Here are obscure notes about solving a problem with Mr. Bayes, MPI, and SSH:
PROBLEM: Mr. Bayes (or some other MPI application) fails. When we execute this command:
mpirun -v -machinefile .bhosts -np 8 mb < script.nex
. . . we get the following output:
running /common/bin/mb on 8 freebsd_ppc ch_p4 processorsCreated /Users/victor/PI26710Password:Parallel version ofp0_26516: p4_error: Child process exited while making connection to remote process on node003.cluster.private: 0p0_26516: (15.092200) net_send: could not write to fd=5, errno = 32
- cd .ssh
- ssh-keygen -t dsa -f id_dsa
- cat id_dsa.pub >> authorized_keys
- chmod 640 authorized_keys
- Open authorized_keys with your favorite text editor. The first line should contain a key for you@your.awesome.cluster.

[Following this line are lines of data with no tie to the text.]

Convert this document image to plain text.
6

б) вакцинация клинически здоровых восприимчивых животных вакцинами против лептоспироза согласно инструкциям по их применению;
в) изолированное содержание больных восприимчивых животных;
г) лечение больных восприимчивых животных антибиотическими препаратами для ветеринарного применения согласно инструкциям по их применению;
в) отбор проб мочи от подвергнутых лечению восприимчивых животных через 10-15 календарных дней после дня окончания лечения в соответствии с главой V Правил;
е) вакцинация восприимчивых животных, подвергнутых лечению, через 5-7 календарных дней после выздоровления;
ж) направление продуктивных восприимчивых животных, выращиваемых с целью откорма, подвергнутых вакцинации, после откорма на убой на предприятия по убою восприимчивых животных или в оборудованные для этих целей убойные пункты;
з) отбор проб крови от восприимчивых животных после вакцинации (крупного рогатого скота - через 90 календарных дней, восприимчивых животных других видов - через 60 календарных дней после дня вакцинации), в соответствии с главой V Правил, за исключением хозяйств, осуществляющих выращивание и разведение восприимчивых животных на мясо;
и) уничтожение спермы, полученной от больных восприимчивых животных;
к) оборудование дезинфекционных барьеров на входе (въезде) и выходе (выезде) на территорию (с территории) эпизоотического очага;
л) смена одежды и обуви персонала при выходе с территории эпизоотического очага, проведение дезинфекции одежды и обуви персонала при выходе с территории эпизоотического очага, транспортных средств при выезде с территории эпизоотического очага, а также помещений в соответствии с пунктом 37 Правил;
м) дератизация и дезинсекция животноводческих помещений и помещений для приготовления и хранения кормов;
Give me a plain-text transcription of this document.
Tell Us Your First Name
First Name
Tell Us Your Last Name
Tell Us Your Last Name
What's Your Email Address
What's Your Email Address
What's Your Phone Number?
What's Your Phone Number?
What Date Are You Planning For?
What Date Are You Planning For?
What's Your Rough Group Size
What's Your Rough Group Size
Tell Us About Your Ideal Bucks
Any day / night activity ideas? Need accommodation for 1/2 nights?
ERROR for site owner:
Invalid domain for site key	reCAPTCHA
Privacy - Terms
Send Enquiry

- Copy the first line. Paste this line once for each node in the cluster. Change the hostname to match the name of the node. For example, the first few lines of my authorized_keys file looks like this (where “. . .” are pieces I’ve abridged for security reasons):
ssh-dss AAAAB3NzaC1kc3MAAACBAO6K5GKxrd2UO. . .
. . .
b8R7y6RJCTDRDw6iOJK8xKSvnC
X8= victor@my.awesome.cluster.edu
ssh-dss AAAAB3NzaC1kc3MAAACBAO6K5GKxrd2UO. . .
. . .
b8R7y6RJCTDRDw6iOJK8xKSvnC
X8= victor@node002.cluster.private
ssh-dss AAAAB3NzaC1kc3MAAACBAO6K5GKxrd2UO. . .
. . .
b8R7y6RJCTDRDw6iOJK8xKSvnC
X8= victor@node003.cluster.private
. . . and now your MPI application should work.
If you’re fixing this problem for someone else (assuming you have root privileges), do the following additional steps:
- All the keys you generate will be for root@my.awesome.cluster. In authorized_keys and id_dsa.pub, change root@my.awesome.cluster to someone.else@my.awesome.cluster, where someone.else is the appropriate username.
- All the keyfiles you generate will be owned by root, which is not what we want. “chown USERNAME” authorized_keys and id_dsa*.